Sur le terrain, les performances des lampes UV ne se mesurent pas à travers des textes publicitaires. Elles se mesurent plutôt par une sortie spectrale répétable et une durée de fonctionnement constante. Lorsque la lampe ne fonctionne pas correctement, la qualité des produits fabriqués diminue, ce qui entraîne davantage de travail supplémentaire et une augmentation des coûts par unité produite.
Ce qui est vraiment important Nous concevons ces lampes UV en tenant compte d’une longueur d’onde contrôlée et d’une intensité d’émission stable. Pour les applications standard en UV-A, la longueur d’onde principale est de 365 nm ; des versions avec des longueurs d’onde de 385 nm et 405 nm sont également disponibles, afin de correspondre aux propriétés d’absorption spécifiques des photoinitiateurs. L’intensité maximale est définie en fonction de la distance de travail réelle utilisée dans le processus, car c’est la densité énergétique (en mJ/cm²) qui détermine le processus de cross-linking. La densité de puissance est ajustée en fonction de la longueur de la lampe et de la géométrie du réflecteur, afin que toute la longueur de l’arc lumineux présente une intensité uniforme – sans points chauds.

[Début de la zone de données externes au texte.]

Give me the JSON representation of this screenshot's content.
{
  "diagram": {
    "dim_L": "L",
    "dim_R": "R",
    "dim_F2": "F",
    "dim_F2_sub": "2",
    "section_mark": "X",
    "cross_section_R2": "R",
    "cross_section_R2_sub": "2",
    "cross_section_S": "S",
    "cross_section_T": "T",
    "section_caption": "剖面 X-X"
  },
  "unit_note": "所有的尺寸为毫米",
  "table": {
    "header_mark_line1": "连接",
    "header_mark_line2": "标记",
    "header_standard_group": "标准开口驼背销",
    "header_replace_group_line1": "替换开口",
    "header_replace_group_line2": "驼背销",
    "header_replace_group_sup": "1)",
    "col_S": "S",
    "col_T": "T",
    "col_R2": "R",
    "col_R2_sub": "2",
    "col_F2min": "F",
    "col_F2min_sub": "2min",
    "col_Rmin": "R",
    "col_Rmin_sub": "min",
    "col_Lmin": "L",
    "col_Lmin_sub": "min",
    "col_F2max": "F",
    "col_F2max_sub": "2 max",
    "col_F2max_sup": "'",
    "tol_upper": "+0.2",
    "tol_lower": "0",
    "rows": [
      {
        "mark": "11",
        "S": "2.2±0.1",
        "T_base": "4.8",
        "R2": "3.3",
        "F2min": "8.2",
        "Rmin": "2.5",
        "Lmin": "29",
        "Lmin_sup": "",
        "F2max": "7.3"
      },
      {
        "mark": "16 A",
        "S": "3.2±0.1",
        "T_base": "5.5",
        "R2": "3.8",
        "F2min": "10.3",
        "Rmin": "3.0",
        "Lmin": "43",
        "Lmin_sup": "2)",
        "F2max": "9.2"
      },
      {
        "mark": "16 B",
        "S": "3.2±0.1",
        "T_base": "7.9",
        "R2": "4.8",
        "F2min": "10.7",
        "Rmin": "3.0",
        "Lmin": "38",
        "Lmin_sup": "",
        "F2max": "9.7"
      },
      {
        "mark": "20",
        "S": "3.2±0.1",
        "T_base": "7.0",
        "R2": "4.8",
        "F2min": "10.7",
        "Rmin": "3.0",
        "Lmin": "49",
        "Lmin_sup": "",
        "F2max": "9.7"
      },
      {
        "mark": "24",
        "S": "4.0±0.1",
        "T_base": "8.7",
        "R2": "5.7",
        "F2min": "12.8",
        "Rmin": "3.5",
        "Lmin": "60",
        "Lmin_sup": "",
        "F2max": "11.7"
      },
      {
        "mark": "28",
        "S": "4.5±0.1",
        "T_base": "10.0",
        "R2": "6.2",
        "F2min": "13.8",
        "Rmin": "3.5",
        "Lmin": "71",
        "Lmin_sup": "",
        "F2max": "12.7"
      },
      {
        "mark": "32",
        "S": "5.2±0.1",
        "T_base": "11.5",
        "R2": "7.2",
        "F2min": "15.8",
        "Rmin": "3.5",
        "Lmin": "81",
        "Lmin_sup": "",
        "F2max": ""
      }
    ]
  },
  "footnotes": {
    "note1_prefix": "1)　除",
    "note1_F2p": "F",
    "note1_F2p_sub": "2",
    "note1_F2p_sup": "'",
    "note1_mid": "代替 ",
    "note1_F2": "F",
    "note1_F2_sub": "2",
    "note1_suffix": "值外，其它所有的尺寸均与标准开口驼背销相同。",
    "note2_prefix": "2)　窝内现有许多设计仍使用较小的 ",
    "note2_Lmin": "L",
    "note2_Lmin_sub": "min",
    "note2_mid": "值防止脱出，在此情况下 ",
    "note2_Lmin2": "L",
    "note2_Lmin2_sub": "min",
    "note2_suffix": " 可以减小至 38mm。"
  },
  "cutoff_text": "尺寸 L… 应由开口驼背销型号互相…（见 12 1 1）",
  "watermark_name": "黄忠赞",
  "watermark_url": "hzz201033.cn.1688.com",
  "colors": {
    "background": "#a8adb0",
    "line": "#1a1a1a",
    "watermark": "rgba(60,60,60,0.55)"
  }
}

Nous utilisons des lampes à vapeur de mercure à haute pression pour assurer une sortie stable. Le réflecteur est recouvert de couches dichroïques afin de moduler la distribution spectrale et de réduire la chaleur inutile. Un fonctionnement sans ozone est possible grâce à des enveloppes en quartz spéciales et à des revêtements adaptés, ce qui protège le substrat et assure un confort accru pour les opérateurs.
Pourquoi cela fonctionne bien en production réelle Il s’agit de trouver un équilibre entre le prix et la qualité tout au long de la chaîne d’approvisionnement. Nous maintenons les coûts bas en gérant en interne le traitement du quartz, l’assemblage des tubes électriques et le finissage des réflecteurs. Ces économies sont ensuite transférées au prix de la lampe, sans pour autant compromettre les tolérances spectrales.
En pratique, les temps de cycle sont plus courts, car la lampe atteint rapidement l’intensité souhaitée. De plus, les coûts de remplacement diminuent, car la dégradation de la performance de la lampe est maîtrisée. Les lampes peuvent fonctionner pendant plus de 5 000 heures, avec moins de 5 % de dégradation en termes d’intensité. Cela signifie une consommation d’énergie réduite, moins de pièces de rechange nécessaires, et un débit de production stable.
Les détails qui posent problème si on les ignore Il est essentiel que la lampe soit compatible avec son alimentateur. Le ballast et l’allumeur doivent correspondre à la tension de la lampe, à sa longueur d’arc et à son comportement de mise en marche. Des alimentateurs incompatibles endommagent les électrodes et rendent l’intensité d’émission instable.
Vérifiez bien les dimensions de montage et la distance focale du réflecteur pour votre appareil. N’oubliez pas : l’intensité UV diminue avec le carré de la distance. Il est donc important de respecter strictement les tolérances : de légères décalages peuvent modifier l’intensité d’émission sur le substrat, ce qui affecte directement la qualité du produit fini.